Kemudian, tidak pernah dijatuhi pidana karena melakukan tindak pidana yang diancam dengan pidana penjara satu tahun atau lebih, jika memperoleh kewarganegaraan Indonesia, tidak menjadi berkewarganegaraan ganda, mempunyai pekerjaan dan/atau berpenghasilan tetap, dan membayar uang pewarganegaraan ke kas negara.

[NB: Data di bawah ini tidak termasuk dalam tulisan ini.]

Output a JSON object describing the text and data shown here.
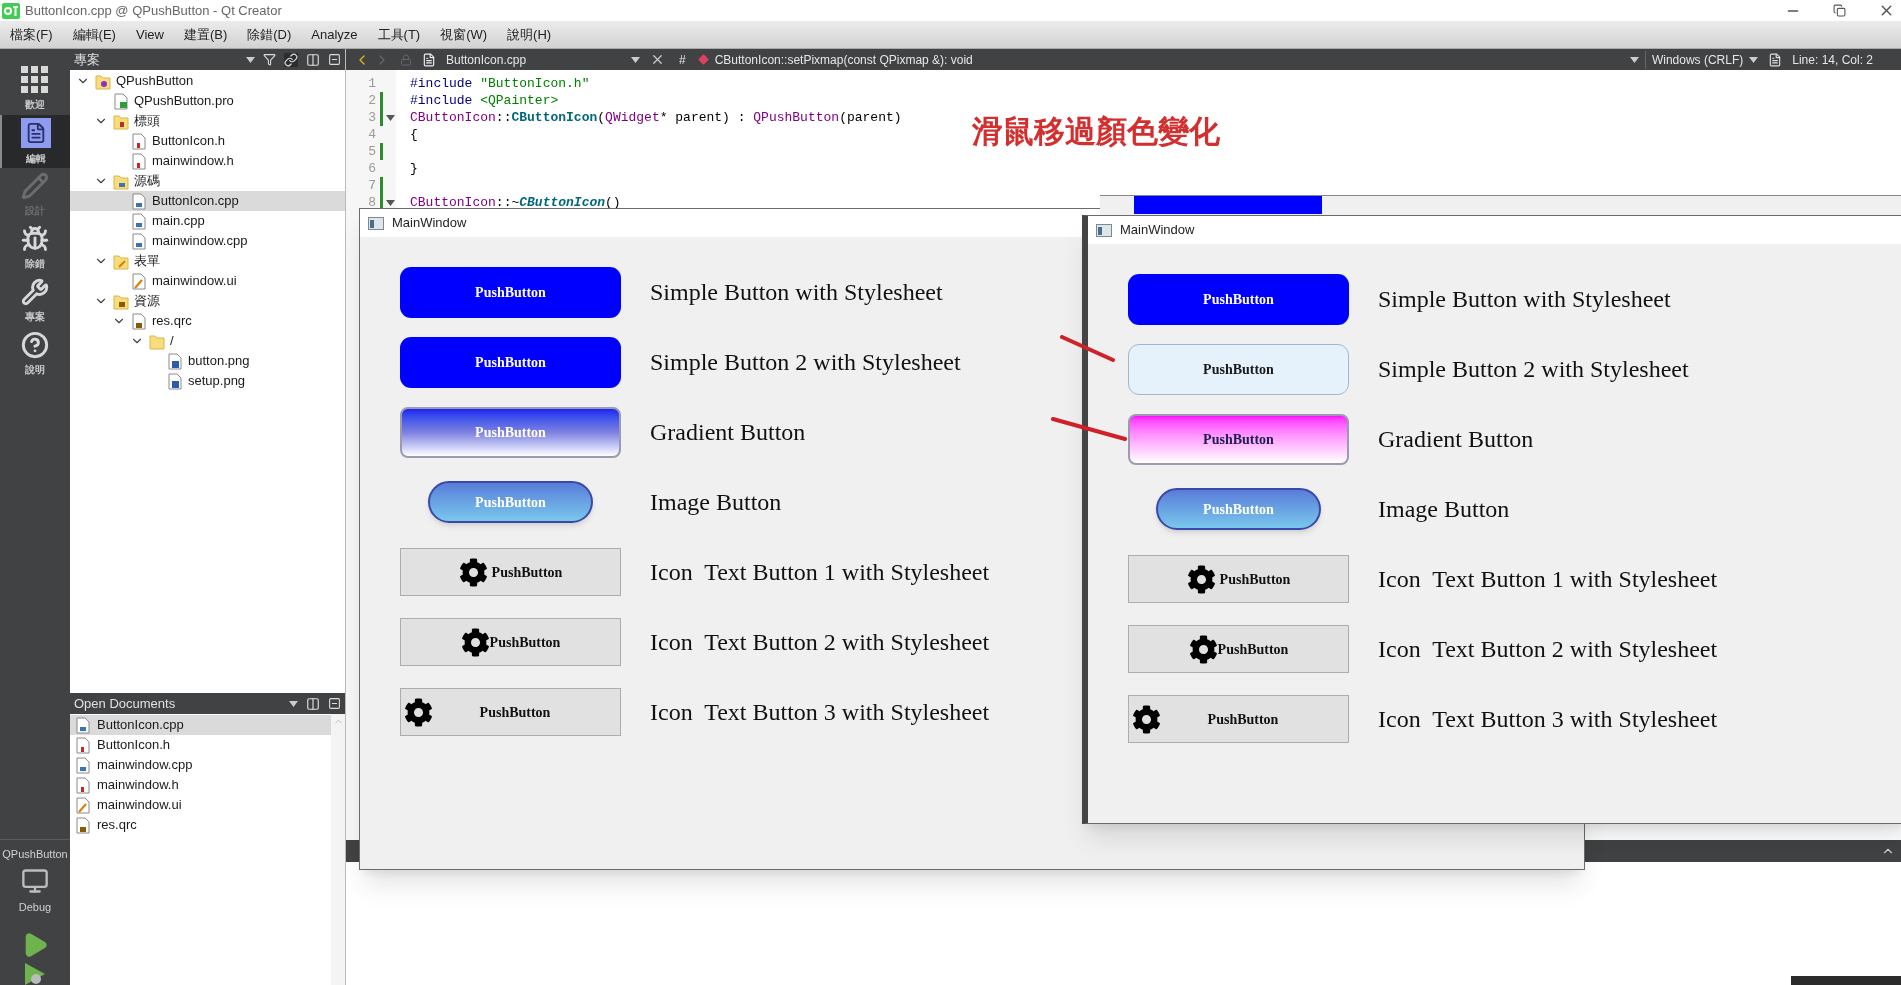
{
  "title_bar": {
    "title": "ButtonIcon.cpp @ QPushButton - Qt Creator"
  },
  "menu": [
    "檔案(F)",
    "編輯(E)",
    "View",
    "建置(B)",
    "除錯(D)",
    "Analyze",
    "工具(T)",
    "視窗(W)",
    "說明(H)"
  ],
  "mode_bar": {
    "modes": [
      {
        "label": "歡迎",
        "kind": "welcome",
        "selected": false,
        "disabled": false
      },
      {
        "label": "編輯",
        "kind": "edit",
        "selected": true,
        "disabled": false
      },
      {
        "label": "設計",
        "kind": "design",
        "selected": false,
        "disabled": true
      },
      {
        "label": "除錯",
        "kind": "debug",
        "selected": false,
        "disabled": false
      },
      {
        "label": "專案",
        "kind": "projects",
        "selected": false,
        "disabled": false
      },
      {
        "label": "說明",
        "kind": "help",
        "selected": false,
        "disabled": false
      }
    ],
    "target": {
      "project": "QPushButton",
      "config": "Debug"
    }
  },
  "project_pane": {
    "title": "專案",
    "tree": [
      {
        "label": "QPushButton",
        "kind": "project",
        "expanded": true,
        "selected": false,
        "children": [
          {
            "label": "QPushButton.pro",
            "kind": "pro",
            "selected": false
          },
          {
            "label": "標頭",
            "kind": "header-folder",
            "expanded": true,
            "selected": false,
            "children": [
              {
                "label": "ButtonIcon.h",
                "kind": "header",
                "selected": false
              },
              {
                "label": "mainwindow.h",
                "kind": "header",
                "selected": false
              }
            ]
          },
          {
            "label": "源碼",
            "kind": "source-folder",
            "expanded": true,
            "selected": false,
            "children": [
              {
                "label": "ButtonIcon.cpp",
                "kind": "source",
                "selected": true
              },
              {
                "label": "main.cpp",
                "kind": "source",
                "selected": false
              },
              {
                "label": "mainwindow.cpp",
                "kind": "source",
                "selected": false
              }
            ]
          },
          {
            "label": "表單",
            "kind": "form-folder",
            "expanded": true,
            "selected": false,
            "children": [
              {
                "label": "mainwindow.ui",
                "kind": "form",
                "selected": false
              }
            ]
          },
          {
            "label": "資源",
            "kind": "resource-folder",
            "expanded": true,
            "selected": false,
            "children": [
              {
                "label": "res.qrc",
                "kind": "resource",
                "expanded": true,
                "selected": false,
                "children": [
                  {
                    "label": "/",
                    "kind": "folder",
                    "expanded": true,
                    "selected": false,
                    "children": [
                      {
                        "label": "button.png",
                        "kind": "image",
                        "selected": false
                      },
                      {
                        "label": "setup.png",
                        "kind": "image",
                        "selected": false
                      }
                    ]
                  }
                ]
              }
            ]
          }
        ]
      }
    ]
  },
  "open_documents": {
    "title": "Open Documents",
    "files": [
      {
        "label": "ButtonIcon.cpp",
        "kind": "source",
        "selected": true
      },
      {
        "label": "ButtonIcon.h",
        "kind": "header",
        "selected": false
      },
      {
        "label": "mainwindow.cpp",
        "kind": "source",
        "selected": false
      },
      {
        "label": "mainwindow.h",
        "kind": "header",
        "selected": false
      },
      {
        "label": "mainwindow.ui",
        "kind": "form",
        "selected": false
      },
      {
        "label": "res.qrc",
        "kind": "resource",
        "selected": false
      }
    ]
  },
  "editor": {
    "file": "ButtonIcon.cpp",
    "hash": "#",
    "symbol": "CButtonIcon::setPixmap(const QPixmap &): void",
    "line_ending": "Windows (CRLF)",
    "position": "Line: 14, Col: 2",
    "lines": [
      {
        "number": "1",
        "modified": false,
        "foldable": false,
        "tokens": [
          {
            "kind": "preprocessor",
            "text": "#include "
          },
          {
            "kind": "string",
            "text": "\"ButtonIcon.h\""
          }
        ]
      },
      {
        "number": "2",
        "modified": true,
        "foldable": false,
        "tokens": [
          {
            "kind": "preprocessor",
            "text": "#include "
          },
          {
            "kind": "string",
            "text": "<QPainter>"
          }
        ]
      },
      {
        "number": "3",
        "modified": true,
        "foldable": true,
        "tokens": [
          {
            "kind": "type",
            "text": "CButtonIcon"
          },
          {
            "kind": "plain",
            "text": "::"
          },
          {
            "kind": "function",
            "text": "CButtonIcon"
          },
          {
            "kind": "plain",
            "text": "("
          },
          {
            "kind": "type",
            "text": "QWidget"
          },
          {
            "kind": "plain",
            "text": "* parent) : "
          },
          {
            "kind": "type",
            "text": "QPushButton"
          },
          {
            "kind": "plain",
            "text": "(parent)"
          }
        ]
      },
      {
        "number": "4",
        "modified": false,
        "foldable": false,
        "tokens": [
          {
            "kind": "plain",
            "text": "{"
          }
        ]
      },
      {
        "number": "5",
        "modified": true,
        "foldable": false
      },
      {
        "number": "6",
        "modified": false,
        "foldable": false,
        "tokens": [
          {
            "kind": "plain",
            "text": "}"
          }
        ]
      },
      {
        "number": "7",
        "modified": true,
        "foldable": false
      },
      {
        "number": "8",
        "modified": true,
        "foldable": true,
        "tokens": [
          {
            "kind": "type",
            "text": "CButtonIcon"
          },
          {
            "kind": "plain",
            "text": "::~"
          },
          {
            "kind": "virtual",
            "text": "CButtonIcon"
          },
          {
            "kind": "plain",
            "text": "()"
          }
        ]
      }
    ]
  },
  "annotation": {
    "text": "滑鼠移過顏色變化"
  },
  "windows": [
    {
      "title": "MainWindow",
      "rows": [
        {
          "kind": "simple",
          "button": "PushButton",
          "hovered": false,
          "label": "Simple Button with Stylesheet"
        },
        {
          "kind": "simple",
          "button": "PushButton",
          "hovered": false,
          "label": "Simple Button 2 with Stylesheet"
        },
        {
          "kind": "gradient",
          "button": "PushButton",
          "hovered": false,
          "label": "Gradient Button"
        },
        {
          "kind": "image",
          "button": "PushButton",
          "hovered": false,
          "label": "Image Button"
        },
        {
          "kind": "icon",
          "button": "PushButton",
          "hovered": false,
          "label": "Icon  Text Button 1 with Stylesheet"
        },
        {
          "kind": "icon-tight",
          "button": "PushButton",
          "hovered": false,
          "label": "Icon  Text Button 2 with Stylesheet"
        },
        {
          "kind": "icon-left",
          "button": "PushButton",
          "hovered": false,
          "label": "Icon  Text Button 3 with Stylesheet"
        }
      ]
    },
    {
      "title": "MainWindow",
      "rows": [
        {
          "kind": "simple",
          "button": "PushButton",
          "hovered": false,
          "label": "Simple Button with Stylesheet"
        },
        {
          "kind": "simple",
          "button": "PushButton",
          "hovered": true,
          "label": "Simple Button 2 with Stylesheet"
        },
        {
          "kind": "gradient",
          "button": "PushButton",
          "hovered": true,
          "label": "Gradient Button"
        },
        {
          "kind": "image",
          "button": "PushButton",
          "hovered": false,
          "label": "Image Button"
        },
        {
          "kind": "icon",
          "button": "PushButton",
          "hovered": false,
          "label": "Icon  Text Button 1 with Stylesheet"
        },
        {
          "kind": "icon-tight",
          "button": "PushButton",
          "hovered": false,
          "label": "Icon  Text Button 2 with Stylesheet"
        },
        {
          "kind": "icon-left",
          "button": "PushButton",
          "hovered": false,
          "label": "Icon  Text Button 3 with Stylesheet"
        }
      ]
    }
  ]
}
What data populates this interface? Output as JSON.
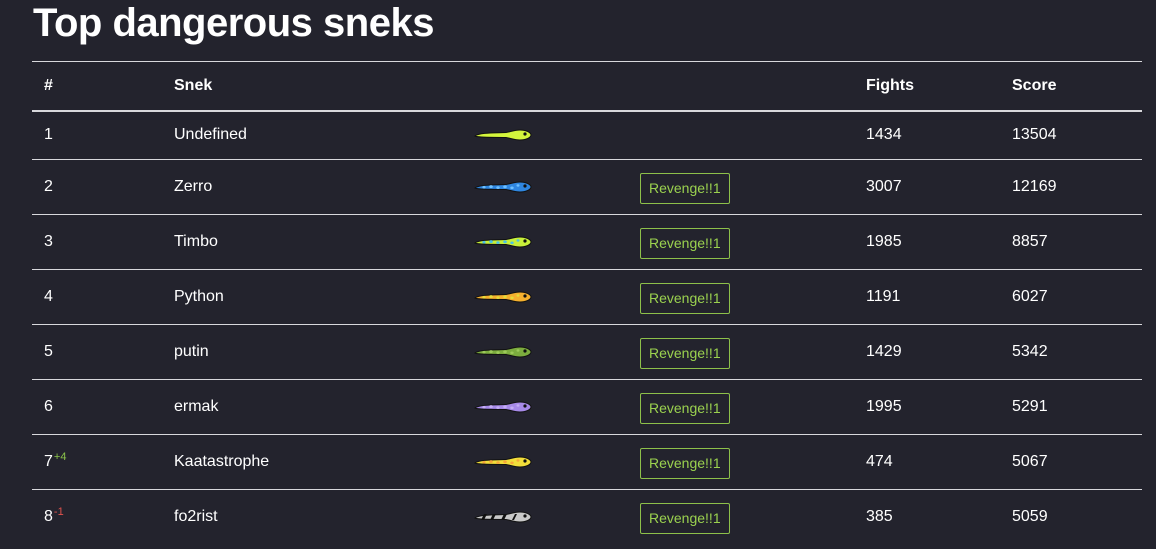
{
  "page": {
    "title": "Top dangerous sneks"
  },
  "table": {
    "headers": {
      "rank": "#",
      "snek": "Snek",
      "skin": "",
      "action": "",
      "fights": "Fights",
      "score": "Score"
    },
    "rows": [
      {
        "rank": "1",
        "change": "",
        "change_dir": "",
        "name": "Undefined",
        "skin": {
          "body": "#d4f53c",
          "spots": null,
          "pattern": "plain"
        },
        "action": "",
        "fights": "1434",
        "score": "13504"
      },
      {
        "rank": "2",
        "change": "",
        "change_dir": "",
        "name": "Zerro",
        "skin": {
          "body": "#2f86e0",
          "spots": "#6ec0ff",
          "pattern": "spots"
        },
        "action": "Revenge!!1",
        "fights": "3007",
        "score": "12169"
      },
      {
        "rank": "3",
        "change": "",
        "change_dir": "",
        "name": "Timbo",
        "skin": {
          "body": "#c8f03a",
          "spots": "#49c3e6",
          "pattern": "spots"
        },
        "action": "Revenge!!1",
        "fights": "1985",
        "score": "8857"
      },
      {
        "rank": "4",
        "change": "",
        "change_dir": "",
        "name": "Python",
        "skin": {
          "body": "#f5b02e",
          "spots": "#e5dc3a",
          "pattern": "spots"
        },
        "action": "Revenge!!1",
        "fights": "1191",
        "score": "6027"
      },
      {
        "rank": "5",
        "change": "",
        "change_dir": "",
        "name": "putin",
        "skin": {
          "body": "#7cac3e",
          "spots": "#9cc95a",
          "pattern": "spots"
        },
        "action": "Revenge!!1",
        "fights": "1429",
        "score": "5342"
      },
      {
        "rank": "6",
        "change": "",
        "change_dir": "",
        "name": "ermak",
        "skin": {
          "body": "#a78ae8",
          "spots": "#c4adf5",
          "pattern": "spots"
        },
        "action": "Revenge!!1",
        "fights": "1995",
        "score": "5291"
      },
      {
        "rank": "7",
        "change": "+4",
        "change_dir": "up",
        "name": "Kaatastrophe",
        "skin": {
          "body": "#f2de3a",
          "spots": "#f7a73a",
          "pattern": "spots"
        },
        "action": "Revenge!!1",
        "fights": "474",
        "score": "5067"
      },
      {
        "rank": "8",
        "change": "-1",
        "change_dir": "down",
        "name": "fo2rist",
        "skin": {
          "body": "#c9c9c9",
          "spots": "#111111",
          "pattern": "stripes"
        },
        "action": "Revenge!!1",
        "fights": "385",
        "score": "5059"
      }
    ]
  },
  "colors": {
    "background": "#23232d",
    "text": "#ffffff",
    "divider": "#d8d8dc",
    "accent_green": "#9bd24f",
    "rank_up": "#8bc34a",
    "rank_down": "#e0524d"
  },
  "icons": {
    "snek_skin": "snake-icon"
  }
}
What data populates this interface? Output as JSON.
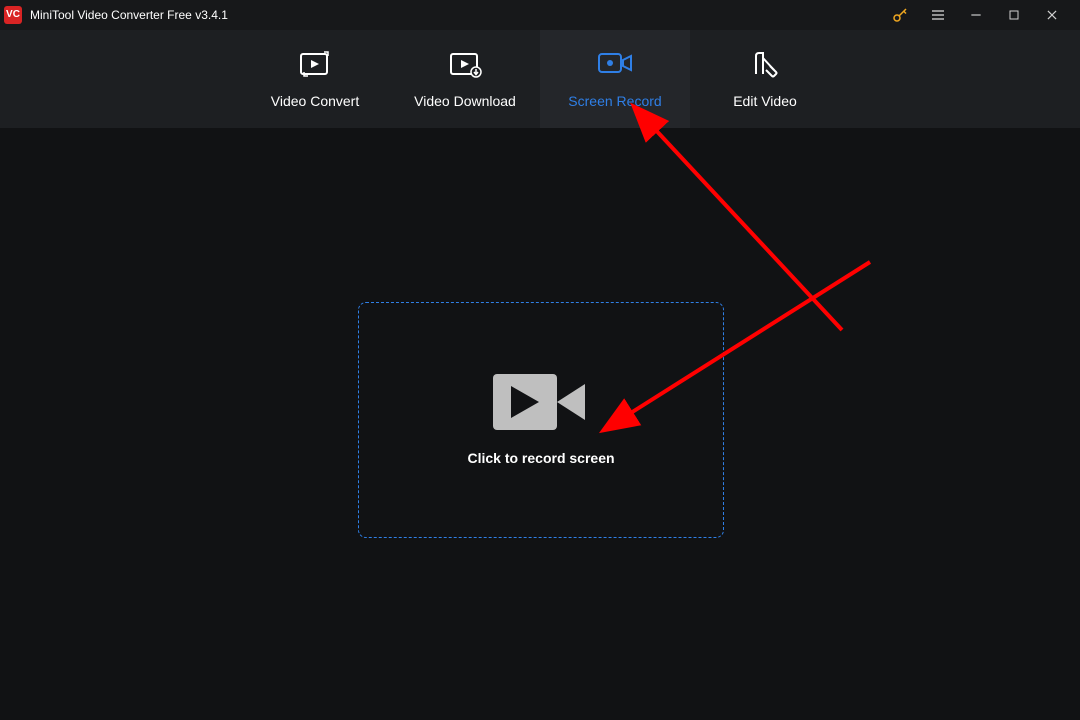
{
  "titlebar": {
    "logo_text": "VC",
    "title": "MiniTool Video Converter Free v3.4.1"
  },
  "nav": {
    "tabs": [
      {
        "id": "video-convert",
        "label": "Video Convert"
      },
      {
        "id": "video-download",
        "label": "Video Download"
      },
      {
        "id": "screen-record",
        "label": "Screen Record"
      },
      {
        "id": "edit-video",
        "label": "Edit Video"
      }
    ],
    "active": "screen-record"
  },
  "main": {
    "record_prompt": "Click to record screen"
  },
  "colors": {
    "accent": "#2f7fe6",
    "brand": "#d92424",
    "key": "#f0a720",
    "arrow": "#ff0000"
  }
}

"Nah, kalau saya lihat dari surat keputusan Menkumham, itu enggak merujuk pada 2 pasal ini. Jadi pertanyaannya, dasarnya apa?" ujar dia.
Yasonna sebelumnya mengaku memutuskan pemberian status WNI tersebut lantaran Arcandra dalam posisi statelees. Hal ini disebabkan Arcandra telah kehilangan kewarganegaraan Indonesia setelah mendapatkan kewarganegaraan Amerika Serikat. Di sisi lain, mantan Menteri ESDM itu juga telah melepaskan kewarganegaraan Amerika Serikat.
Akan tetapi, Hikmahanto menilai statelees tak bisa dijadikan dasar memberikan kewarganegaraan buat Arcandra. Pasalnya, statelees merujuk kepada pasal perkawinan campuran, yakni perkawinan warga negara asing dengan WNI. "Nah, ini tidak tepat kalau misalnya digunakan untuk pak Arcandra," pendapatnya.
Hikmahanto mengatakan, preseden buruk terhadap kebijakan ini, Pemerintah kini harus memberikan kemudahan yang sama kepada WNI yang sudah mengangkat sumpah untuk Negara Islam Irak dan Suriah (ISIS), jika mereka kembali ke Tanah Air.
Hikmahanto juga tak ingin keputusan ini malah akan membuat Pemerintah sembarangan memberikan status WNI kepada orang yang berstatus statelees di Indonesia. Padahal, orang itu bukan WNI dan tak memiliki keterkaitan dengan Indonesia.
Seperti, orang-orang etnis Rohingya yang terdampar di Indonesia. Mereka juga kini mengalami statelees, setelah ditolak negara asalnya yakni Myanmar. "Jadi jangan sampai karena kepentingan tertentu, kemudian Menkumham memaksakan sesuatu yang tidak ada dasar berdasarkan Undang-undang,” tandas Hikmahanto.